Der schwedische Verteidiger Rasmus Dahlin ist für mich der Schlüsselspieler für die Auferstehung von Buffalo. Über 24 Minuten steht der Captain durchschnittlich auf dem Eis. Dahlin punktet zuverlässig und steht nach 65 Spielen bei 14 Toren und 48 Assists. Der Schwede ist zudem auch ein zuverlässiger Verteidiger, und in den hitzigen Duellen gegen Tampa, Florida und die Penguins hat er gezeigt, dass er den Gegenspielern unter die Haut gehen kann.

 Zudem ist Tage Thompson mit 35 Toren wichtig für die starke Sabres Saison. Seine Powerplay-Abschlüsse sind gefährlich. Zudem ist er vor dem Tor der grosse Unruhestifter.

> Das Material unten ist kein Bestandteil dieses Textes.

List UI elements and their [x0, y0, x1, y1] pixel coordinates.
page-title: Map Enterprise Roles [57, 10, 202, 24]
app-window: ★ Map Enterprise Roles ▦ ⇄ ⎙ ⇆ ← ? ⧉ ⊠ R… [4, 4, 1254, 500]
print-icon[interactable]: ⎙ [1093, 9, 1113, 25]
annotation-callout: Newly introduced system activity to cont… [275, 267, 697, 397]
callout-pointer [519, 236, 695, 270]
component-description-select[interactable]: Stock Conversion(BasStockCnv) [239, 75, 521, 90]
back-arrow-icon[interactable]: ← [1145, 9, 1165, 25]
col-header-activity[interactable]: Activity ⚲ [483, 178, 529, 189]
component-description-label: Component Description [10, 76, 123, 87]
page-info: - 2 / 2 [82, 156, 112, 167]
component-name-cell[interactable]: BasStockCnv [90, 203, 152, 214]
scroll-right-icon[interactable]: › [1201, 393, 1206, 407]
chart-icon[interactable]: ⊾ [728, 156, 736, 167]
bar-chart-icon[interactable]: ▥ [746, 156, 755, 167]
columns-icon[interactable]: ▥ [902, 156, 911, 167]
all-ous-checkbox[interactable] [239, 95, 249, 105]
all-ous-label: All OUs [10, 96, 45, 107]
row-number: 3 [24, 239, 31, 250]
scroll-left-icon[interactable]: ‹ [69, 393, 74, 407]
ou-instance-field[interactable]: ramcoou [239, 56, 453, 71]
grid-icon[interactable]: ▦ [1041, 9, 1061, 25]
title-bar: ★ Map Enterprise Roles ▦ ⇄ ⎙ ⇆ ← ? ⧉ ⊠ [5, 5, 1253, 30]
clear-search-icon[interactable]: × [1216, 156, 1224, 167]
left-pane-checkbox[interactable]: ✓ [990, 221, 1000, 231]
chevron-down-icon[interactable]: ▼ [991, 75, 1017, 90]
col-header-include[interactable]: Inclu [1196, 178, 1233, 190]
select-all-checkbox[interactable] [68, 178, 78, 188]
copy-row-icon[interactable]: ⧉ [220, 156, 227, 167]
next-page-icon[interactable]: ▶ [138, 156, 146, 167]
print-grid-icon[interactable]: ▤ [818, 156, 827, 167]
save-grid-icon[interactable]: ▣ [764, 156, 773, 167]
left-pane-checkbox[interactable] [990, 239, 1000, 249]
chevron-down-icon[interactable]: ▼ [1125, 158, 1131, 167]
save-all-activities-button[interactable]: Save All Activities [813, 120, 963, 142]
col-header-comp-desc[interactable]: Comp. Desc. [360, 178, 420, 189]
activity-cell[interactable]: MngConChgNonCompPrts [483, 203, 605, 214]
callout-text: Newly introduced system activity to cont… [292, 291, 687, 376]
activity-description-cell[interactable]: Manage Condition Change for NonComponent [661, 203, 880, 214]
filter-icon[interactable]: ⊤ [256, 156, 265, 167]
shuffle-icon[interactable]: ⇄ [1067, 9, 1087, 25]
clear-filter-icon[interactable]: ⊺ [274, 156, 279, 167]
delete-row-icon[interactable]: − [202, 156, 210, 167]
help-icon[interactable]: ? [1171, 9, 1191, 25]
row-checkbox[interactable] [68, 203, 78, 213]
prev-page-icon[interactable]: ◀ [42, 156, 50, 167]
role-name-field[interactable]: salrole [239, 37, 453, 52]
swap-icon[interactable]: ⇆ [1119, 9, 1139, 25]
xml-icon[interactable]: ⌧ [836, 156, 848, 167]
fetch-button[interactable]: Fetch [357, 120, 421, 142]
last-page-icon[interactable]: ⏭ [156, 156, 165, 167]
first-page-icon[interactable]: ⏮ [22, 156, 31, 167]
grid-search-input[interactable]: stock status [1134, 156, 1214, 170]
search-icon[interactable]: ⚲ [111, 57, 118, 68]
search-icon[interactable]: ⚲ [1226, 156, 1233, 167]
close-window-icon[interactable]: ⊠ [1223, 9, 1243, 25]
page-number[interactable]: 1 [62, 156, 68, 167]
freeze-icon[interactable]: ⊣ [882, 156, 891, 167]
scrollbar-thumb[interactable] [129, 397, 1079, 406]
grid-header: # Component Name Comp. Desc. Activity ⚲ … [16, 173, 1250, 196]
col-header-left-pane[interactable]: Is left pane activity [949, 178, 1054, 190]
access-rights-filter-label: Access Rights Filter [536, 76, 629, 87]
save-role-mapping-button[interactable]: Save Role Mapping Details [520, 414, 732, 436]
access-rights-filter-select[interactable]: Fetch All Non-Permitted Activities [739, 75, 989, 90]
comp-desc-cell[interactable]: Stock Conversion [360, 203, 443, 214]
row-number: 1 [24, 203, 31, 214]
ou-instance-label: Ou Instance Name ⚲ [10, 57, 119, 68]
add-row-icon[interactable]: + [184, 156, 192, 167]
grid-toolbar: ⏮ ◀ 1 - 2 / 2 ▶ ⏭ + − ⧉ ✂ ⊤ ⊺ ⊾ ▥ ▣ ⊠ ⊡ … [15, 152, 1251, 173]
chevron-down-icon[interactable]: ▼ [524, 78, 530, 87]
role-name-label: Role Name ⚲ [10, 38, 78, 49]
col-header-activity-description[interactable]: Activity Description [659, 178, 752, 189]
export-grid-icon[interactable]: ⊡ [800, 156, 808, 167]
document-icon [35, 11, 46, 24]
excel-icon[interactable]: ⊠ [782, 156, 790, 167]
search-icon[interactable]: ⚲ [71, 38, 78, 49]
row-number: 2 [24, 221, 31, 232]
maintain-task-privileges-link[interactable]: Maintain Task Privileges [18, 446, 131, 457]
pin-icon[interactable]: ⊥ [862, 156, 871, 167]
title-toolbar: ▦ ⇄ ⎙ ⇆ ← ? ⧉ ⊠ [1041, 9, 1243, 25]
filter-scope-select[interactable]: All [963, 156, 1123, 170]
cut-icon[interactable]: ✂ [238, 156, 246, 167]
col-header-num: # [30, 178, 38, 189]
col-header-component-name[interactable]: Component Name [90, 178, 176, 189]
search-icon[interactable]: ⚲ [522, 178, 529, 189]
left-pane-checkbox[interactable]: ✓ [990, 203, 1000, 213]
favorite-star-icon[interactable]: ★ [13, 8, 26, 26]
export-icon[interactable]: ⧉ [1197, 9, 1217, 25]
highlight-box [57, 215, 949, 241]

 Alex Tuch spielt in dieser Saison für einen neuen Vertrag und der Stürmer macht mit seinen Leistungen beste Werbung für sich. Er führt das tiefe Offensiv-Kader der Sabres an und hilft den jungen Spielern Josh Doan und Jack Quinn bei der Entfaltung. Über zehn Spieler konnten in dieser Saison bereits mehr als zehn Tore erzielen.

Mögliches Heimrecht in den Playoffs

Zurzeit sind die Sabres auf dem Westcoast-Trip. Vegas (2:0) und die Sharks (5:0) haben sie bereits bezwungen. Nun warten die Kings und die Ducks auf das Team von Lindy Ruff, das auf dem Weg in die Playoffs ist, und es wäre für mich keine Überraschung mehr, wenn sie die Division gewinnen und mit Heimrecht gegen ein Wildcard-Team in diese starten werden.